Maintain a regular exercise routine:
- Check with a health care professional before starting an exercise program.
- Aerobic activity—like walking, hiking, swimming or riding a bike—should be done for 30 minutes or more most days of the week.
- Begin at a slow, steady pace to warm up and cool down the same way.
A fasting blood glucose (sugar) level of 100 or more may indicate a glucose tolerance problem, increasing your risk of diabetes. With diabetics, the risk of coronary artery disease is three to five times greater than in a non-diabetic.
Ways to lessen the effect diabetes has on heart disease:
- If you are diabetic, monitor and maintain your blood sugar within a normal range. Monitor your carbohydrate intake and manage your diet accordingly. Take medication as directed and avoid wide swings in your blood sugar.
- Achieve and maintain a healthy weight.
- Regular, aerobic exercise 30 minutes or more most days of the week.
Being overweight puts extra demands on your circulation, making the heart work harder. Excess body fat increases the risk for high blood pressure, high cholesterol and diabetes. Achieving a Body Mass Index (BMI) of less than 25.0 is desired. A BMI of 25.0 or greater is overweight and a BMI greater than 30.0 is obese.
Ways to achieve and maintain a healthy weight:
- Eat healthy portions of low fat foods, avoiding late snacks.
- Be active. Exercise at least 30 minutes most days of the week.
- Calculate Your BMI
Too much stress can strain the heart by making it pump harder and beat faster. Learning to listen to your body, identifying when tension “takes over” and stepping back to ease that stress can bring the numbers back to the normal range and allow you to be back in control.
There are actions that can help:
- Learn to relax. Favorite kinds of exercise can be a perfect way to release tension.
- Try deep, slow breathing when you feel the tension building.
- Keep your sense of humor! Being able to laugh at the world around you and at yourself is a wonderful and healthy ability.

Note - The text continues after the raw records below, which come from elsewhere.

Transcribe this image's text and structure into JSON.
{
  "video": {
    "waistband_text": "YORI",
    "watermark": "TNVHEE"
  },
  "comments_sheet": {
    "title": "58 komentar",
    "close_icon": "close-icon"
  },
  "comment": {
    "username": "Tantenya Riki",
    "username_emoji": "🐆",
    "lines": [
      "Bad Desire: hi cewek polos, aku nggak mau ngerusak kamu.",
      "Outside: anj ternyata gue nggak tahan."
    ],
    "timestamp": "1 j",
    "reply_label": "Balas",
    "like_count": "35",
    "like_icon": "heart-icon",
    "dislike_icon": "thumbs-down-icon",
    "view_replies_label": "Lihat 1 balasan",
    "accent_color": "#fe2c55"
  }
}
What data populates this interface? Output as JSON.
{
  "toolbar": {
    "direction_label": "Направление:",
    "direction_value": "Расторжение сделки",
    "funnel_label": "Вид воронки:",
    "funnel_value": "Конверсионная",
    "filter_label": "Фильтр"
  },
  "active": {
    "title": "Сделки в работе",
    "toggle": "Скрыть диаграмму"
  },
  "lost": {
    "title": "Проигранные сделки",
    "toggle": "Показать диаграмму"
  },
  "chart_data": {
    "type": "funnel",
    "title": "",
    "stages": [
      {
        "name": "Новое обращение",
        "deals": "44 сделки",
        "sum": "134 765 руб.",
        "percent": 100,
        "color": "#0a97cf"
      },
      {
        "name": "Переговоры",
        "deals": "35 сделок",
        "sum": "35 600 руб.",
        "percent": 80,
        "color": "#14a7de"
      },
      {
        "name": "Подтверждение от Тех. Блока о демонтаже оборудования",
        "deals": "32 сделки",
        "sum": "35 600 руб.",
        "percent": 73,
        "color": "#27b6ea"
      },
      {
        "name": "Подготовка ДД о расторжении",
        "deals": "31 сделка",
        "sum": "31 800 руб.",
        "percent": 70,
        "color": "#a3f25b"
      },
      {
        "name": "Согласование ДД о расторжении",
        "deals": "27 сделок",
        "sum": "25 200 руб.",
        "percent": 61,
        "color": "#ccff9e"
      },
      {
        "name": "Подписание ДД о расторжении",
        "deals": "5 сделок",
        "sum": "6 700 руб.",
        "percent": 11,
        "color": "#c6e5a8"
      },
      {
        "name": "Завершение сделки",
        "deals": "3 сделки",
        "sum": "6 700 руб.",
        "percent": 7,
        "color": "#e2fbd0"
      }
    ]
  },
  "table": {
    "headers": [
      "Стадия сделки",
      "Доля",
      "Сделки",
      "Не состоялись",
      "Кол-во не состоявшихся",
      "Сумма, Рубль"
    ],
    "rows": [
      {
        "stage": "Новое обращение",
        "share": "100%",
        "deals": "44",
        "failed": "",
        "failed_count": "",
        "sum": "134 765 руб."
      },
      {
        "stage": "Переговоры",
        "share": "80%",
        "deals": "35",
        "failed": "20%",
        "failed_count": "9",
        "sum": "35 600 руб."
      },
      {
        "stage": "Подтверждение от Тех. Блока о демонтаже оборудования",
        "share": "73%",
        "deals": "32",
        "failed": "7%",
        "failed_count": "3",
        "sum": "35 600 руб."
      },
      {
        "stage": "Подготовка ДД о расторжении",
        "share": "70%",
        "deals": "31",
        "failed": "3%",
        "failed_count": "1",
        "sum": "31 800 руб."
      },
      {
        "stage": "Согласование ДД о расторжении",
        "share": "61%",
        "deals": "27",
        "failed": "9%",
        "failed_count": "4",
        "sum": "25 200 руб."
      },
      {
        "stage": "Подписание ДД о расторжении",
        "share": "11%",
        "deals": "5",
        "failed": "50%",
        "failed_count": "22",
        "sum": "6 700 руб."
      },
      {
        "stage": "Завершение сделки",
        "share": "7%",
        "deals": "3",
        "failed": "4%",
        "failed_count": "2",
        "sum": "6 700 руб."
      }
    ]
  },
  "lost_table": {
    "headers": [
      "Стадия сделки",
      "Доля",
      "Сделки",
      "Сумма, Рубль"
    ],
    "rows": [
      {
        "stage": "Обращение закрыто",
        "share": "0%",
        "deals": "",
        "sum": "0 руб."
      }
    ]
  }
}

Before menopause, women have a lower incidence of coronary events than men. After menopause, risks are similar in both groups. It was thought that post-menopausal hormone replacement therapy (HRT) would produce a reduced risk of coronary disease. However, in 2002, data from a major study showed an early increase in risk in women with pre-existing coronary disease. It currently remains unclear if HRT protects the heart. You should discuss this with your physician.
A history of heart disease in your father or brother aged 55 or younger or in your mother or sister aged 65 or younger increases your risk of developing coronary disease 1.3 to 1.6 times.
The risk of coronary disease increases with age. If you have a parent or brother or sister who has been diagnosed with cardiovascular disease before age 55, you are at greater risk for developing coronary artery disease at an earlier age. From age 35–54 the prevalence of cardiovascular disease is slightly greater in men, but from age 65 on men and women are equally affected. Surveys show that most women are more afraid of breast cancer than of heart disease even though 1 in 30 deaths are from breast cancer and 1 in 2.4 deaths for women are from cardiac disease.
The prevalence of cardiovascular disease in adults is highest in non-Hispanic African Americans, afflicting 40.5 percent of men and 39.6 percent of women. Thirty percent of non-Hispanic white men have cardiovascular disease as do 23.8 percent of non-Hispanic white women. The prevalence is lowest in Hispanics, 28.8 percent of men and 26.6 percent of women. There is not much that can be done to change your family, age and ethnic risk factors. However, there are other factors that are within your power to change.